# My Brachys!



## Becky (Mar 26, 2007)

My babies 

Juvenile male Brachypelma klaasi










Adult female Brachypelma klaasi. Have 2 of these and another sub adult male










Gravid female Brachypelma emilia










Juvenile male Brachypelma boehmei










Mated female Brachypelma albopilosum










Mated female Brachypelma boehmei










Sub adult male Brachypelma smithi










Adult female Brachypelma smithi










Massive sub adult male smithi.
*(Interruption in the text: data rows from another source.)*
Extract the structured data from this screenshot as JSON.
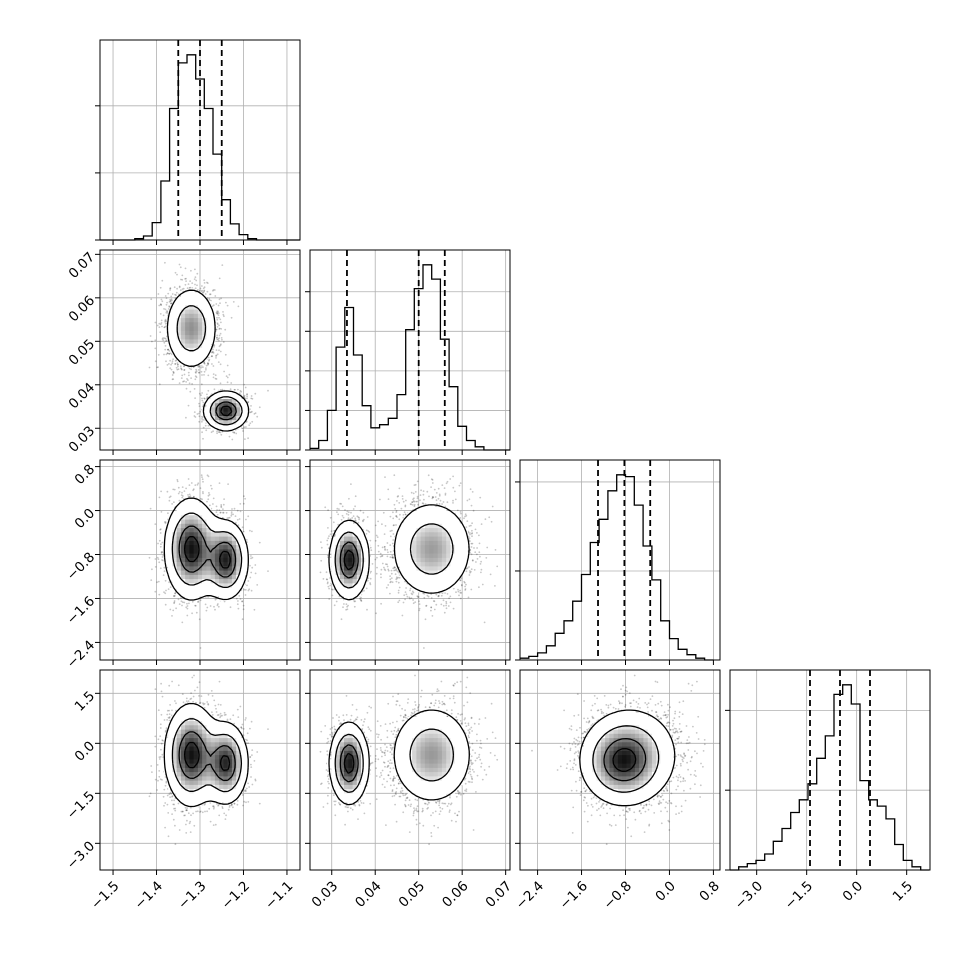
{
  "chart_data": {
    "type": "corner",
    "grid": true,
    "params": [
      {
        "ticks": [
          -1.5,
          -1.4,
          -1.3,
          -1.2,
          -1.1
        ],
        "tick_labels": [
          "−1.5",
          "−1.4",
          "−1.3",
          "−1.2",
          "−1.1"
        ],
        "xlim": [
          -1.53,
          -1.07
        ],
        "quantiles": [
          -1.35,
          -1.3,
          -1.25
        ],
        "hist": {
          "edges": [
            -1.53,
            -1.51,
            -1.49,
            -1.47,
            -1.45,
            -1.43,
            -1.41,
            -1.39,
            -1.37,
            -1.35,
            -1.33,
            -1.31,
            -1.29,
            -1.27,
            -1.25,
            -1.23,
            -1.21,
            -1.19,
            -1.17,
            -1.15,
            -1.13,
            -1.11,
            -1.09,
            -1.07
          ],
          "counts": [
            0,
            0,
            0,
            0,
            1,
            3,
            13,
            44,
            98,
            132,
            138,
            120,
            98,
            64,
            30,
            12,
            4,
            1,
            0,
            0,
            0,
            0,
            0
          ]
        }
      },
      {
        "ticks": [
          0.03,
          0.04,
          0.05,
          0.06,
          0.07
        ],
        "tick_labels": [
          "0.03",
          "0.04",
          "0.05",
          "0.06",
          "0.07"
        ],
        "xlim": [
          0.025,
          0.071
        ],
        "quantiles": [
          0.0335,
          0.05,
          0.056
        ],
        "hist": {
          "edges": [
            0.025,
            0.027,
            0.029,
            0.031,
            0.033,
            0.035,
            0.037,
            0.039,
            0.041,
            0.043,
            0.045,
            0.047,
            0.049,
            0.051,
            0.053,
            0.055,
            0.057,
            0.059,
            0.061,
            0.063,
            0.065,
            0.067,
            0.069,
            0.071
          ],
          "counts": [
            1,
            6,
            25,
            65,
            90,
            60,
            28,
            14,
            16,
            20,
            35,
            76,
            102,
            117,
            108,
            70,
            40,
            15,
            6,
            2,
            0,
            0,
            0
          ]
        }
      },
      {
        "ticks": [
          -2.4,
          -1.6,
          -0.8,
          0.0,
          0.8
        ],
        "tick_labels": [
          "−2.4",
          "−1.6",
          "−0.8",
          "0.0",
          "0.8"
        ],
        "xlim": [
          -2.72,
          0.92
        ],
        "quantiles": [
          -1.3,
          -0.82,
          -0.35
        ],
        "hist": {
          "edges": [
            -2.72,
            -2.56,
            -2.4,
            -2.24,
            -2.08,
            -1.92,
            -1.76,
            -1.6,
            -1.44,
            -1.28,
            -1.12,
            -0.96,
            -0.8,
            -0.64,
            -0.48,
            -0.32,
            -0.16,
            0.0,
            0.16,
            0.32,
            0.48,
            0.64,
            0.8
          ],
          "counts": [
            1,
            2,
            4,
            8,
            15,
            22,
            33,
            48,
            66,
            79,
            95,
            104,
            103,
            87,
            64,
            45,
            22,
            12,
            6,
            3,
            1,
            0
          ]
        }
      },
      {
        "ticks": [
          -3.0,
          -1.5,
          0.0,
          1.5
        ],
        "tick_labels": [
          "−3.0",
          "−1.5",
          "0.0",
          "1.5"
        ],
        "xlim": [
          -3.8,
          2.2
        ],
        "quantiles": [
          -1.4,
          -0.5,
          0.4
        ],
        "hist": {
          "edges": [
            -3.8,
            -3.54,
            -3.28,
            -3.02,
            -2.76,
            -2.5,
            -2.24,
            -1.98,
            -1.72,
            -1.46,
            -1.2,
            -0.94,
            -0.68,
            -0.42,
            -0.16,
            0.1,
            0.36,
            0.62,
            0.88,
            1.14,
            1.4,
            1.66,
            1.92,
            2.18
          ],
          "counts": [
            0,
            1,
            2,
            3,
            5,
            9,
            13,
            18,
            22,
            27,
            35,
            42,
            55,
            58,
            52,
            28,
            22,
            20,
            16,
            8,
            3,
            1,
            0
          ]
        }
      }
    ],
    "hist_yticks": [
      [
        0,
        50,
        100
      ],
      [
        0,
        25,
        50,
        75,
        100
      ],
      [
        0,
        50,
        100
      ],
      [
        0,
        25,
        50
      ]
    ],
    "modes": [
      {
        "weight": 0.62,
        "mean": [
          -1.32,
          0.053,
          -0.7,
          -0.35
        ],
        "sd": [
          0.03,
          0.0048,
          0.45,
          0.75
        ]
      },
      {
        "weight": 0.38,
        "mean": [
          -1.24,
          0.034,
          -0.9,
          -0.6
        ],
        "sd": [
          0.025,
          0.0022,
          0.35,
          0.6
        ]
      }
    ],
    "contour_levels": [
      0.12,
      0.35,
      0.65,
      0.88
    ]
  }
}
He's about 7" across now and not mature!










Juvenile female smithi










Adult female Brachypelma auratum










Juvenile female auratum










Juvenile male auratum


----------



## Becky (Mar 26, 2007)

Juvenile female Brachypelma annitha


















Sub adult male Brachypelma annitha










Juvenile female Brachypelma baumgarteni. Also have a large spiderling of this sp.


----------



## swiss (Jun 12, 2009)

Wicked! Your smithi's & annitha's especially are B-E-A-utiful!: victory:


----------



## Jennifer23 (Oct 7, 2008)

Your Brachys are stunning


----------



## TEENY (Jan 4, 2008)

They are goyjuss:flrt::flrt::flrt::flrt::flrt:


----------



## Graz (Dec 7, 2006)

Nw scum.


----------



## Graz (Dec 7, 2006)

Did i mention i love you Bex?


----------



## y2kcurran (Aug 27, 2008)

i have zero brachys, these pics r such a tease! :devil:

lol lovely pics tho, gotta get me a boehmei


----------



## shiprat (Mar 16, 2009)

stunning! so looking forward to seeing my B.bohemi sling grow!


----------



## Captainmatt29 (Feb 28, 2009)

lovely brachys


----------



## atum (Jun 1, 2009)

I think it's all the same spider and been photoshopped. Want to look like you have a huge collection of Brachys. Nice try but I'm on to you :crazy:


----------



## Becky (Mar 26, 2007)

atum said:


> I think it's all the same spider and been photoshopped. Want to look like you have a huge collection of Brachys. Nice try but I'm on to you :crazy:



:lol2: Why didn't i think of that?? It would of been a hell of a lot cheaper!!! :gasp:


----------



## garlicpickle (Jan 16, 2009)

Becky said:


> :lol2: Why didn't i think of that?? It would of been a hell of a lot cheaper!!! :gasp:


fess up Becky, we know you've really only got the one......:whistling2:


----------



## Becky (Mar 26, 2007)

And even thats a moult! :lol2:


----------